Seul rescapé d’un massacre, un jeune homme, Stjepan, revient à lui, entouré de camarades foudroyés, victimes des rafales tirées par un avion au cours d’un raid. A proximité du survivant, une voiture (dont la marque donne son titre au récit) à bord de laquelle gisent un homme et une femme, sans vie, eux aussi; mais, à leurs côtés, un bébé respire encore. Stjepan recueille l’enfant et part avec lui sur la route. En quel pays sommes-nous ? En Europe, ou ailleurs peut-être. Mais durant une guerre et "Skoda" est une fable sur cette tragédie de "l’horreur et de l’absurde au quotidien". Et où le lien qui s’établit entre le tout petit et son sauveur illustre la cohabitation de la vie et de la mort. Nouvelliste et romancier suisse ("Bzjeurd", "Je dis tue à tous ceux que j’aime" - titre qui est un clin d’œil à Jacques Prévert -, "La Marche du Loup", "La Cire perdue", "Lyon simple filature" - qui obtint le prix Bibliomédia en 2009), Olivier Sillig, né en 1951 et qui vit à Lausanne, est également cinéaste et slameur. Il signe avec "Skoda" un (très) court roman à l’écriture nue. Mais saisissante. (Fr.M.)

Olivier Sillig, Buchet/Chastel, 102 pp., env. 11 €

L’Estivant

Interdit de publication de 1973 à 1989, car faisant alors partie de l’opposition, participant à la vie littéraire clandestine, Kazimierz Orlos (Varsovie, 1935) est à la fois romancier, essayiste, journaliste, auteur de dramatiques radiophoniques et scénariste. Avec "L’Estivant" (publié en 2008 à Cracovie et dont c’est le premier livre traduit en français), cet écrivain - qu’on nous dit très populaire en Pologne - met en scène un vieil homme qui, avec émotion, retrouve deux lettres écrites cinquante ans plus tôt, lui qui se demande comment il a pu oublier son premier amour, Mirka, qu’il rencontra au cours des vacances des étés 1951 et 1952, au bord de la lagune de la Vistule. Dans l’une des lettres, la jeune fille lui annonçait qu’elle attendait un enfant; il n’y répondit jamais.

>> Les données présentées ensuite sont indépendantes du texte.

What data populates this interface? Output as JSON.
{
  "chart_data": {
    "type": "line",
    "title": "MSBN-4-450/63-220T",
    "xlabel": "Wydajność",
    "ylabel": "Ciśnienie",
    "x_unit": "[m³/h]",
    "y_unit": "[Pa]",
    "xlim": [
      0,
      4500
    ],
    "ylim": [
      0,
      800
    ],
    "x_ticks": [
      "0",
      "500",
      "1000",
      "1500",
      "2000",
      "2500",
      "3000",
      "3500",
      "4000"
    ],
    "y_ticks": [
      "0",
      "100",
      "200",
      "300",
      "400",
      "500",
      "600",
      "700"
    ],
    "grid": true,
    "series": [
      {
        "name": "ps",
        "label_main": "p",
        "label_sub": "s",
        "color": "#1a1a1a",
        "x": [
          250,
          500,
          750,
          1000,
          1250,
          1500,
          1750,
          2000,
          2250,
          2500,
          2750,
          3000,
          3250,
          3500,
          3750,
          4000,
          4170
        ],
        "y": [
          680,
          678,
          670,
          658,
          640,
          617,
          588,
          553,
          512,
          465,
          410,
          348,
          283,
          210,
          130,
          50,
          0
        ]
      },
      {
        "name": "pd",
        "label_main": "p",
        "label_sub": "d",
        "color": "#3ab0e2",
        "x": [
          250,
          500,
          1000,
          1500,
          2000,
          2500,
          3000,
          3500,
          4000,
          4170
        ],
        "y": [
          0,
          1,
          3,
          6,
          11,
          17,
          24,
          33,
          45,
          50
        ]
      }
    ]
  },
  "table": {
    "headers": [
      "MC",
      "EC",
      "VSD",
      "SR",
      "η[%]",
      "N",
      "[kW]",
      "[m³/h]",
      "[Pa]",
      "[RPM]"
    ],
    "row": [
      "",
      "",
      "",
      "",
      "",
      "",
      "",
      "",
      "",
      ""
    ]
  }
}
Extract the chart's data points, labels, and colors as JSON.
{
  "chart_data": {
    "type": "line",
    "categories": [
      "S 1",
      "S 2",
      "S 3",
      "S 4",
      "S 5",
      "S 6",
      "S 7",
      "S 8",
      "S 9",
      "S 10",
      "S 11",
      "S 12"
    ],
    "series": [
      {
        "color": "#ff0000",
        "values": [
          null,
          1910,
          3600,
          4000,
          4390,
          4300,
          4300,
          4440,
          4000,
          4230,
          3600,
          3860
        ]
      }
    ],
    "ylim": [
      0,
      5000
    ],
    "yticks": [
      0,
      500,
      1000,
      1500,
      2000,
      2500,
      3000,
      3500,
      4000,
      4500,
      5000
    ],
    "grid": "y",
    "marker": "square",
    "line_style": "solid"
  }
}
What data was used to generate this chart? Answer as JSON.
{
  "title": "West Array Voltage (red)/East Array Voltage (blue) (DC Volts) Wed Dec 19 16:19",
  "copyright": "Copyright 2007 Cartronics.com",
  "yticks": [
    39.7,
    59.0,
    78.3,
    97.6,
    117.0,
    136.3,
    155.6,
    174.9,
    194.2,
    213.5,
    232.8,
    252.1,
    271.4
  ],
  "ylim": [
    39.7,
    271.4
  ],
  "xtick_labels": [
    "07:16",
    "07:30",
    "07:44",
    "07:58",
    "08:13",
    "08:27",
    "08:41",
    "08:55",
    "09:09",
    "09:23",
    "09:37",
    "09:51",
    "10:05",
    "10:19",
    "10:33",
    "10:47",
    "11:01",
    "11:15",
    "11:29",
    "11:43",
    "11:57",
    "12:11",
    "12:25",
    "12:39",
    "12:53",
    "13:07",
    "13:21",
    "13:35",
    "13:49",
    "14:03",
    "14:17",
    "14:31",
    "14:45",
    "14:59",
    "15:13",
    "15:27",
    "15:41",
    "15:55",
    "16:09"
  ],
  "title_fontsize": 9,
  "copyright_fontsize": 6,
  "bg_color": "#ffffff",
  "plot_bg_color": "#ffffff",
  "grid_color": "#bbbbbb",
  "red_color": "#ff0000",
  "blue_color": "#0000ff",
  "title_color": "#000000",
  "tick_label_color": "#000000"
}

Un demi-siècle plus tard, voilà cet homme se mettant à la recherche de son passé, "bouleversé par cette paternité qui resurgit dans ses vieux jours". Une recherche des jours anciens, un récit tout de nostalgie et de mélancolie, "comme une confession qui vient trop tard". Et une réflexion sur "la lâcheté vis-à-vis de nos proches".(Fr.M.)

Kazimierz Orlos, traduit du polonais par Erik Veaux, Les Editions Noir sur Blanc, 122 pp., env. 14 €

Le Vazaha sans terre

Avec "Le Vazaha sans terre", Michel Rio (né en Bretagne en 1945, écrivain des plus féconds, romancier autant que dramaturge, essayiste et conteur - lauréat du prix Médicis en 1992 pour "Tlacuilo" mais qui se tient, depuis plus de trente ans, à l’écart des chapelles littéraires et médiatiques) livre le sixième volet d’un "cycle contemporain raconté à la première personne, mélange de fiction et d’autobiographie couvrant une bonne partie de la vie du narrateur". Rappelons que d’une enquête d’un de ses inquiétants personnages, Francis Malone, il existe une excellente (et bien trop peu connue) transposition (scénarisée par ses soins) en bandes dessinées par Pierpaolo Rovero, parue en 2007 en deux albums chez Casterman, "Faux-pas" et "La raison du monde".(Fr.M.)